Jesus said that the true worship of God must be “in spirit and in truth” (John 4:24). Worship is adoration and reverence, inspiring praise for and joy in God. It springs from the heart. The Science of Christ, revealed to Mary Baker Eddy, teaches that we adore God as we learn who God is, who we truly are, and what He does for us.
God is divine Love, the source of all goodness, loving us all without measure. We can accept God’s love with childlike faith even before we feel it. Then, as we seek to know God better, we begin to experience, even if in small ways initially, the blessings that come from understanding and knowing God. And our hearts naturally overflow with praise and adoration for God—the source of these blessings. Christ, God’s true idea, makes these blessings practical in our individual experience through healing, transformation, and reformation.
We come to a Christmas service to celebrate, like the wise men, the birth of Jesus—the highest proof of the ineffable love of God for humanity.

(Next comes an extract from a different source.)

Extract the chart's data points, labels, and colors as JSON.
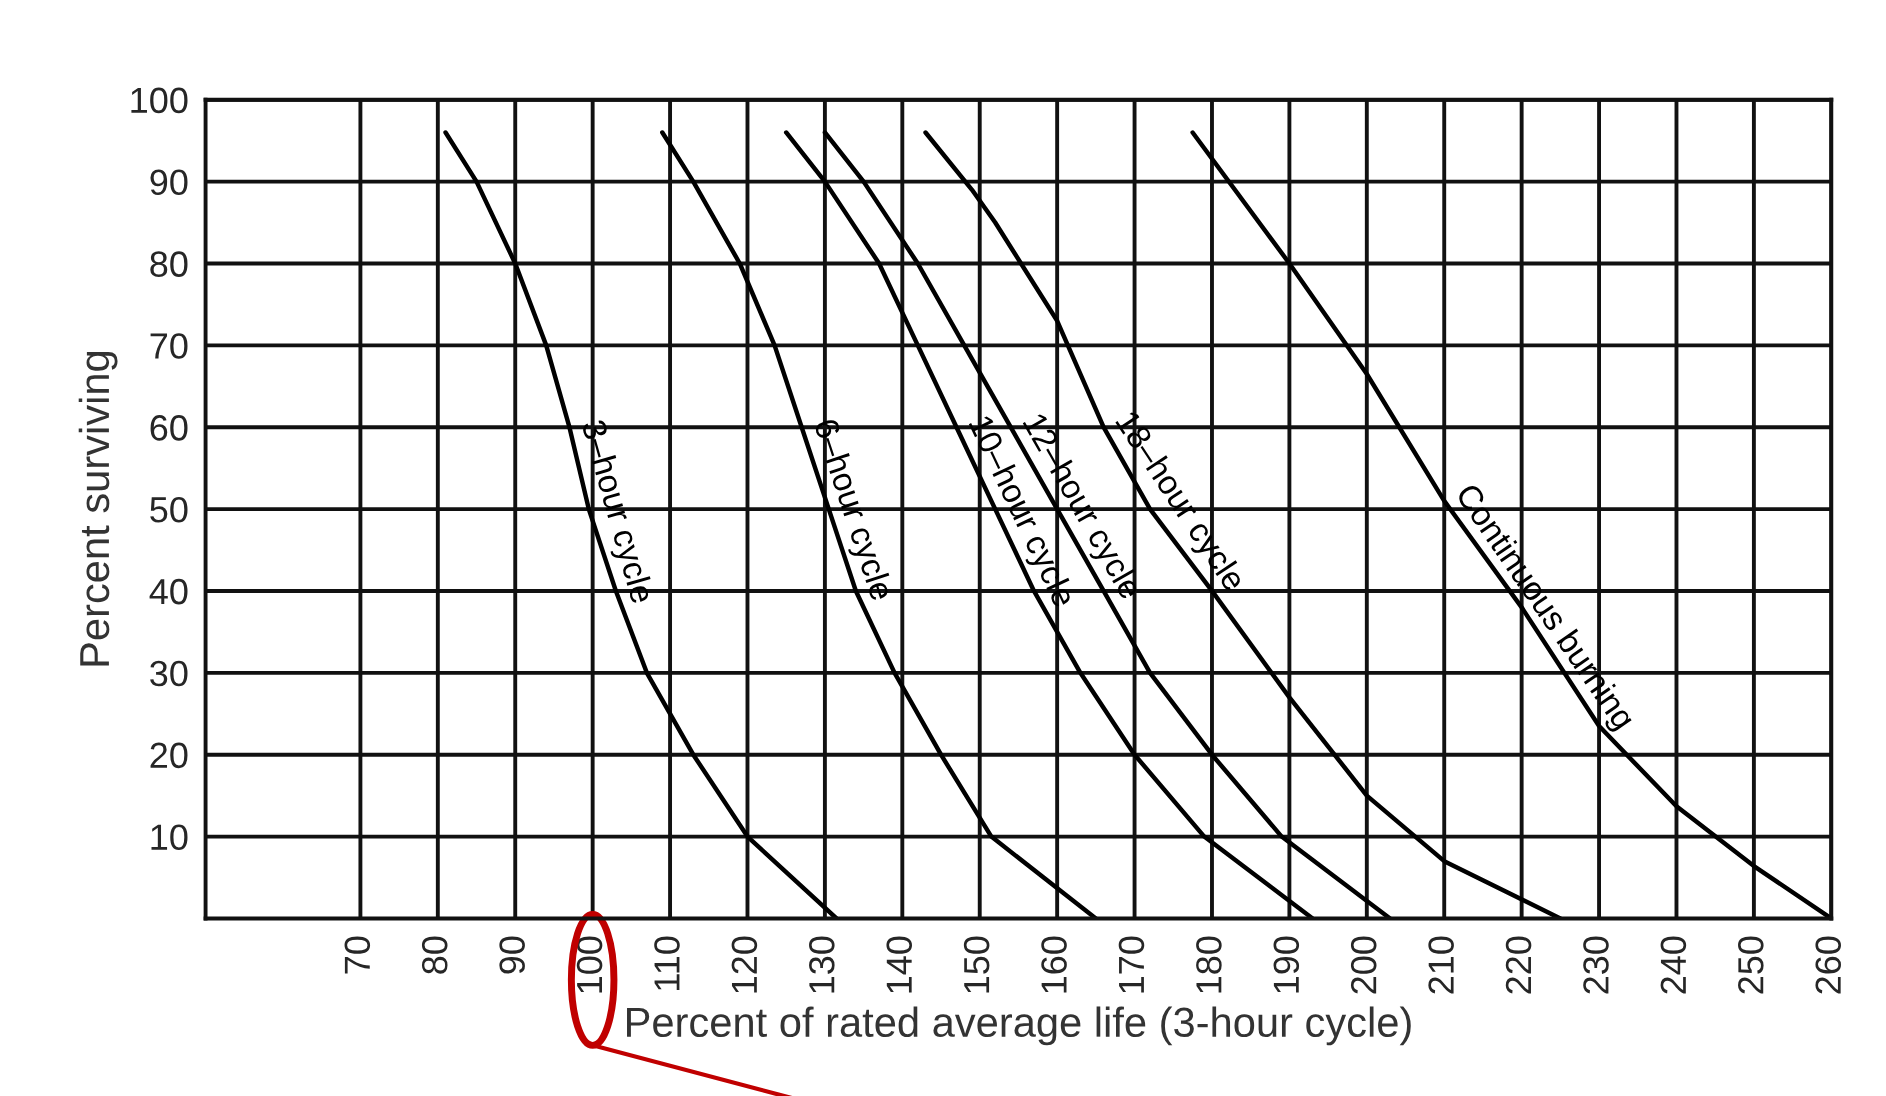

We come to a Christmas service to celebrate, like the wise men, the birth of Jesus, God’s beloved Son—the highest proof of the ineffable love of God for humanity. The Christ, for whom Christmas is named, is God’s greatest gift. And as our worship becomes more spiritual, more heartfelt, we demonstrate the Christ practically. It comforts those for whom the Christmas season may be tinged with sadness, tempers the frivolity that beclouds common sense, heartens the faltering will, brings resolution to human problems, frees us from sinful traits, transforms character, and heals the sick.
Spiritual worship makes us cherish the gift of the Christ more than the bright wrapping of the festivities. It exalts God, dispelling thoughts that pull us downward to sin, sickness, and mortality. Mrs. Eddy describes the difference this way: “Christmas to me is the reminder of God’s great gift,—His spiritual idea, man and the universe,—a gift which so transcends mortal, material, sensual giving that the merriment, mad ambition, rivalry, and ritual of our common Christmas seem a human mockery in mimicry of the real worship in commemoration of Christ’s coming” (The First Church of Christ, Scientist, and Miscellany, p. 262).
Regardless of the season, services in Churches of Christ, Scientist, focus on spiritual worship and have healing results. Members joyfully attest to this in publications such as this one and at weekly testimony meetings. Spiritual worship does not diminish the joy and fellowship that the Christmas season brings, but shows it to be a season that heralds the reappearing of the ever-present Christ, Truth, as it dawns more clearly in human thought.
The Christ is present not just during the Christmas season, of course. At every moment, God’s divine message, Christ, is speaking to every listening ear, guiding our thoughts, enabling us to feel God’s love, and blessing us in practical ways. We tabernacle with God in our hearts—worshiping Him “in spirit and in truth”; yet, like the wise men who came to Bethlehem to worship the Christ child, we can express our adoration for God by coming to church whenever and as often as we can, expectant of blessings, comfort, and healing, just as so many do the world over on Christmas Day.